Menüde balık da bulunmalıdır: somon, ton balığı. Bol miktarda omega-3 doymamış yağ asitleri içerir. Soya ürünleri, düşük yoğunluklu lipoprotein seviyelerini azaltmaya yardımcı olan birçok antioksidan içerir.

Kilo almak düşük yoğunluklu lipoprotein düzeylerini artırır, kilo vermek ise yüksek yoğunluklu lipoprotein düzeylerini artırır. Bu nedenle hastanın kilosunu kontrol etmesi önerilir. Doktorunuz ne kadar kilo vermeniz gerektiğini belirlemenize yardımcı olacaktır.

Düzenli egzersiz sağlıklı bir yaşam tarzının ayrılmaz bir parçasıdır. Doktor günde 20-30 dakikalık yürüyüşlerle başlamanızı önerecektir. Egzersiz kilo vermenize, HDL seviyenizi artırmanıza ve toplam ve LDL kolesterol seviyenizi düşürmenize yardımcı olacaktır. Ancak hastanın spor salonuna kaydolmadan önce bir uzmana danışması gerekir. Yeteneklerinizi ölçülü bir şekilde değerlendirmek gerekir, çünkü kilo verme arayışında aşırıya kaçabilir ve kendinize zarar verebilirsiniz.

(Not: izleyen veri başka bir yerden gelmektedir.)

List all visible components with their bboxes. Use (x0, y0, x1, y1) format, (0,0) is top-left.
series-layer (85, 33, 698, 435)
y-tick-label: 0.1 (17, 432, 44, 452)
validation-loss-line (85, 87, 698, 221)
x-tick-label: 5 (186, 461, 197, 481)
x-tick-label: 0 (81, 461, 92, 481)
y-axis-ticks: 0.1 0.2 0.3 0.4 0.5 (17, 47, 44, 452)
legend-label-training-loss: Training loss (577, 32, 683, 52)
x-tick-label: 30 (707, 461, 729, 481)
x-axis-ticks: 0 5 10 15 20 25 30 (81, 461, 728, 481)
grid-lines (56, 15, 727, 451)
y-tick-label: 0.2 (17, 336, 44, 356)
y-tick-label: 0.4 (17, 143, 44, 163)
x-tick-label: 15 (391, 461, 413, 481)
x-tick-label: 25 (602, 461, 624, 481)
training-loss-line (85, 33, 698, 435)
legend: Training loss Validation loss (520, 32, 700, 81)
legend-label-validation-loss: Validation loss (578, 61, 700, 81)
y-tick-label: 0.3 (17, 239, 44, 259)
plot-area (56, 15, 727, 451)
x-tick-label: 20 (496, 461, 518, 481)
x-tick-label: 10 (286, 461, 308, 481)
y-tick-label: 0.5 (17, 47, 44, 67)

Hasta sigara içiyorsa doktorlar bu kötü alışkanlığı bırakmalarını şiddetle tavsiye ediyor. Pasif içicilikten de kaçınılmalıdır. Sigara içmek yüksek yoğunluklu lipoproteinlerin seviyesini azaltır, vazospazma neden olur ve duvarlarına zarar verir. Bütün bunlar sadece hiperlipideminin seyrini kötüleştirir.

Hiperlipidemi bir hastalık değil, semptomlar ve rahatsızlıklardan oluşan bir komplekstir. Her insan sigara, aşırı alkol tüketimi, aşırı yemek yeme gibi kötü alışkanlıklardan vazgeçerek yaşam kalitesini yükseltme gücüne sahiptir. Kuşkusuz, tüm bu önlemler hastanın sağlığı üzerinde olumlu bir etkiye sahip olacak ve hiperlipidemi semptomlarını hafifleterek insan sağlığının genel düzeyini artıracaktır.

Hangi doktorla iletişime geçmeliyim?

Kandaki kolesterol seviyesini belirlemek için, bir pratisyen hekim tarafından tavsiye edilen biyokimyasal bir kan testi yaptırmanız gerekir. Bir hastaya hiperlipidemi teşhisi konulursa, aterosklerozdan en çok etkilenen organlara bağlı olarak bir kardiyolog, nörolog veya damar cerrahına yönlendirilir.

1967'de Fredrickson, Levy ve Lees ilk olarak hiperlipoproteineminin (HLP) bir sınıflandırmasını önerdiler. Beş tip hiperlipoproteinemi tanımladılar. Daha sonra DSÖ uzmanları bu sınıflandırma üzerinde yeniden çalıştılar ve bugüne kadar klinisyenler tarafından yaygın olarak kullanılmaktadır.

Hiperlipidemilerin sınıflandırılması (WHO)
Fenotip HS genel TG İlaç değişiklikleri aterojenite Yaygınlık
BEN Tanıtıldı Artmış veya normal Aşırı HM +- %1'den az
II A Tanıtıldı İyi Aşırı LDL +++ 10%
II B Tanıtıldı Tanıtıldı Aşırı LDL ve VLDL +++ 40%
III Tanıtıldı Tanıtıldı Aşırı DILI +++ 1%
IV Normal veya artmış Tanıtıldı Aşırı VLDL + 45%
V Tanıtıldı Tanıtıldı Aşırı kolesterol ve VLDL + 5%

WHO sınıflandırması, en yaygın HLP'deki lipoproteinlerin spektrumunu tanımlaması açısından uygundur. Ancak nedenleri genetik olarak önceden belirlenmiş, birincil HLP ve faktörlere yanıt olarak ikincil olarak ayırmaz. çevre veya altta yatan hastalık. Hastadaki HLP tipinin diyet, kilo kaybı ve ilaç kullanımının etkisi altında değişebileceği unutulmamalıdır.
WHO sınıflandırması ayrıca HDL kolesterol konsantrasyonunu da hesaba katmamaktadır, ancak HDL seviyesi düştüğünde (hipoalfakolesterolemi), ateroskleroz ve İKH gelişme riskinin arttığı ve bunun tersine yüksek HDL değerlerinin antiaterojenik fonksiyon, ateroskleroz ve İHD'nin erken gelişimine karşı "koruyucu".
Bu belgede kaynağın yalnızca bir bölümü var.